With optimised techniques and machine learning, underwater robots can be created that mimic the movement and manoeuvrability of fish
Assistant Professor Wim van Rees and his team have developed simulations of self-propelled undulatory swimmers to better understand how fish-like deformable fins could improve propulsion in underwater devices, seen here in a top-down view. Image credit: MIT
The ocean is a place whose large portions are yet to be explored. Advanced communication technology is required to tackle the unpredictable nature of oceans. With developments in additive manufacturing, optimisation techniques and machine learning, underwater robots can be created that mimic the movement and manoeuvrability of fish.
Therefore, a research team from the Massachusetts Institute of Technology (MIT) is using numerical simulation approaches to design underwater devices that have high degrees of freedom due to their fish-like, deformable fins.
To achieve their goal, the researchers are studying the simulations of a fin that will help them better understand the dynamics between the fluid and fish’s structure of soft, flexible fins as it moves through a fluid flow. As a result, they can determine how fin shape deformations can harm or improve swimming performance. 
Assistant Professor Wim van Rees and his team have developed simulations of self-propelled undulatory swimmers to better understand how fish-like deformable fins could improve propulsion in underwater devices, seen here as two fish side-by-side. Image credit: MIT
“By developing accurate numerical techniques and scalable parallel implementations, we can use supercomputers to resolve what exactly happens at the interface between the flow and the structure,” says Wim van Rees, the ABS Career Development Professor at MIT. 
The tool aims to help engineers and developers to develop agile underwater robots that can navigate their paths in a better way and perform their assigned operations. 
“We can use this optimisation and AI to do inverse design inside the whole parameter space and create smart, adaptable devices from scratch, or use accurate individual simulations to identify the physical principles that determine why one shape performs better than another,” explains van Rees.

Robust algorithms for numerous robotic vehicles

With a vision similar to that of Wim van Rees, Principal Research Scientist Michael Benjamin wishes to improve the manoeuvrability of underwater vehicles. He aims to optimise his 2006 open-source software project by adding obstacle-avoidance algorithms that would enable vehicles to communicate with one another. 
He and his team have developed algorithms with which each vehicle can periodically communicate its location to other vehicles nearby, enabling these vehicles to disperse and scan the ocean collectively. Based on COLREGS — or “Collision Regulations”, these rules determine which vehicles have the “right of way” when crossing paths, thus avoiding any collision.
The algorithm developed by the research team ranks specific manoeuvres on a scale from zero to 100: zero for a direct collision, while 100 means complete avoidance of collision.

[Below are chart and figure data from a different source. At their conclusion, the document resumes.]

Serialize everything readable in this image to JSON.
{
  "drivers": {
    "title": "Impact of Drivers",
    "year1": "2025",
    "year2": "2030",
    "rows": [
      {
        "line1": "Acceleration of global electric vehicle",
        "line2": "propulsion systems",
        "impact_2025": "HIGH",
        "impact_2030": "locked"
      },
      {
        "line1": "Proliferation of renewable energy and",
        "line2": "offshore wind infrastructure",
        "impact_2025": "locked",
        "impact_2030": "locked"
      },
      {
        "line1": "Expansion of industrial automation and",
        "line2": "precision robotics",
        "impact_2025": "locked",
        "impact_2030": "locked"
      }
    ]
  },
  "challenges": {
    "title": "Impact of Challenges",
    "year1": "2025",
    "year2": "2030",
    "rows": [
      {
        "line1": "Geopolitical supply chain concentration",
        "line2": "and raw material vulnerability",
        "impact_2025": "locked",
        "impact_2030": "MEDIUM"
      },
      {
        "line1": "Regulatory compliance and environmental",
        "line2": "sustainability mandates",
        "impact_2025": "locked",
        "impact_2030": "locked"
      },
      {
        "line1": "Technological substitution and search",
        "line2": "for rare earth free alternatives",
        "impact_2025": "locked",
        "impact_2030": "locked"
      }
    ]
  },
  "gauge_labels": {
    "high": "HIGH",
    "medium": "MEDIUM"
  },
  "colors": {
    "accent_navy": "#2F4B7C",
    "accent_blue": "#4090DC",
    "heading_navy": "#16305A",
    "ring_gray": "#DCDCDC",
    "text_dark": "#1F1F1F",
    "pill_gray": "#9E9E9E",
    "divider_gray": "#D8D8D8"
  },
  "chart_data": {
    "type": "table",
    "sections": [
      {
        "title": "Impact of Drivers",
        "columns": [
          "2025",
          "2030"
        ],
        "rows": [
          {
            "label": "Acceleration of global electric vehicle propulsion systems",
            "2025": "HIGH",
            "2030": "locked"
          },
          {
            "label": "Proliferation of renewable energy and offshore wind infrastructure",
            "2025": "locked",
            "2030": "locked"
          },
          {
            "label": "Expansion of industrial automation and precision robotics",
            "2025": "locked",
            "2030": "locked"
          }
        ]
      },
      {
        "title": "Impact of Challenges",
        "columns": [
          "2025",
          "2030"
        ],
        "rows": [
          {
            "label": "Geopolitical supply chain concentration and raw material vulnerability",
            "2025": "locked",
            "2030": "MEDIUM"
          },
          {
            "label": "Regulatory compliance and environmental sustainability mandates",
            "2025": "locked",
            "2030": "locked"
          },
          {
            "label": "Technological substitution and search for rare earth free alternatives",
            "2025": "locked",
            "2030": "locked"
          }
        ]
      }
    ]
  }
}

Braving the unpredictable environment

Uneven fluid dynamics, changing tides, weather patterns and climate change make the ocean an unpredictable environment that is different from one moment to the next. This ever-changing nature of the ocean environment can make forecasting incredibly difficult.
Although dynamical system models do help make predictions for ocean environments, they have their limitations.
“You can’t account for every molecule of water in the ocean when developing models. The resolution and accuracy of models and ocean measurements are limited. There could be a model data point every kilometre or 10 kilometres. That can have a large impact on the accuracy of your prediction,” says Pierre Lermusiaux, the Nam Pyo Suh Professor at MIT.
Assisting him is graduate student Abhinav Gupta who has helped in developing a new machine-learning framework to make up for the lack of resolution or accuracy in these models. Their algorithm introduces time delays in existing approximate models to improve predictive capabilities.
Graduate student Abhinav Gupta and Professor Pierre Lermusiaux have developed a new machine learning framework to help make up for the lack of resolution or accuracy in existing dynamical system models. Their framework can be used for a number of applications, including improved predictions of Loop Current eddies around oil rigs in the Gulf of Mexico. Image credit: MIT
“Things in the natural world don’t happen instantaneously; however, all the prevalent models assume things are happening in real-time,” says Gupta. “To make an approximate model more accurate, the machine learning and data you are inputting into the equation need to represent the effects of past states on the future prediction.”
The team’s “neural closure model,” which accounts for these delays, could potentially lead to improved predictions for things such as a Loop Current eddy hitting an oil rig in the Gulf of Mexico, or the amount of phytoplankton in a given part of the ocean.
As computing technologies such as Gupta and Lermusiaux’s neural closure model continue to improve and advance, researchers can start unlocking more of the ocean’s mysteries and develop solutions to the many challenges our oceans face.